The VSHSL allocates nearly $58,000,000 for nonprofit organizations to increase wages, improve benefits, reduce the cost of living and provide professional development for their employees. This is the largest pot of funding in the implementation plan, amounting to approximately 10% of the total estimated VSHSL levy revenue.
Though the King Council amended the authorizing legislation for VSHSL levy proposal to request funding for local food banks, there was no such strategy included in the implementation plan. When the Council’s Regional Policy Committee voted to re-allocate $6,000,000 of the $58,000,000 from the non-profit wages bucket to food security, the Council’s Committee of the Whole controversially then acted to reverse this action, stripping all dedicated funding for food banks from the VSHSL implementation plan.
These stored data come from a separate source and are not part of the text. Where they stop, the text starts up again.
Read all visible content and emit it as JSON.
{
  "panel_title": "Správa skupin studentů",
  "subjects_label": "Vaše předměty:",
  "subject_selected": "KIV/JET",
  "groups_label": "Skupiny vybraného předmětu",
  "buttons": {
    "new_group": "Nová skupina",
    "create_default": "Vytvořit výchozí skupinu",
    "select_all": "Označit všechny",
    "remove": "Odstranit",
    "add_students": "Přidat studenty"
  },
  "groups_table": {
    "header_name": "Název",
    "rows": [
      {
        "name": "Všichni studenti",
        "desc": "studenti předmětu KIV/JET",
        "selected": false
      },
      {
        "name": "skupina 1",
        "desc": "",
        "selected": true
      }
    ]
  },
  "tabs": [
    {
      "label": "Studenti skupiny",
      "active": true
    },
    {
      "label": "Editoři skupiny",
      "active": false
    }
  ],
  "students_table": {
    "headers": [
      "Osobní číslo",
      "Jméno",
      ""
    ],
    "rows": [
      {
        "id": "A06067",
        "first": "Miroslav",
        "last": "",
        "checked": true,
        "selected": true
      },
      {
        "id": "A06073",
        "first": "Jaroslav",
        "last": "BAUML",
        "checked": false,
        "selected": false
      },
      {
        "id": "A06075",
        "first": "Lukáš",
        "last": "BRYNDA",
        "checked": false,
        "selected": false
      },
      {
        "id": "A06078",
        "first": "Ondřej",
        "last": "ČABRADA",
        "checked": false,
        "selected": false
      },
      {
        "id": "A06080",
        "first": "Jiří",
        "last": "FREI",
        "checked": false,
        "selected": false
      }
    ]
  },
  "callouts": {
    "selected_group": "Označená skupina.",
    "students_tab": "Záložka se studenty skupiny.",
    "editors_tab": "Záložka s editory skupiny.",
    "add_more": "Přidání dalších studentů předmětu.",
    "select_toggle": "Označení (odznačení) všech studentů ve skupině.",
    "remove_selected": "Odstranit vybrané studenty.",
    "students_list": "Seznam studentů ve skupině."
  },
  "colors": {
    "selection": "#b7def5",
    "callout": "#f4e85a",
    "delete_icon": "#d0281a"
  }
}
As COVID-related assistance ends and food costs rise due to inflation, more people are seeking food assistance and fewer are donating food. The Department of Agriculture recently reported that 12.8% of American households reported being food insecure in 2022—up from 10.2% in 2021 and 10.5% in 2020. A recent King County report on food insecurity initiated by Dunn found that food banks in South and Southeast King County receive less food per person in need. These food banks can only offer two-thirds the amount of food per person with an income below 200% of the federal poverty threshold compared to food banks that serve Seattle.
On August 1, 2023, King County voters authorized the renewal of the VSHSL, effective January 1, 2024 to December 31, 2029 by approving Proposition No. 1, with a first-year levy rate of $0.10 per $1,000 of a property’s assessed value. Total revenue of the levy is estimated at $581 million over six years (2024 – 2029).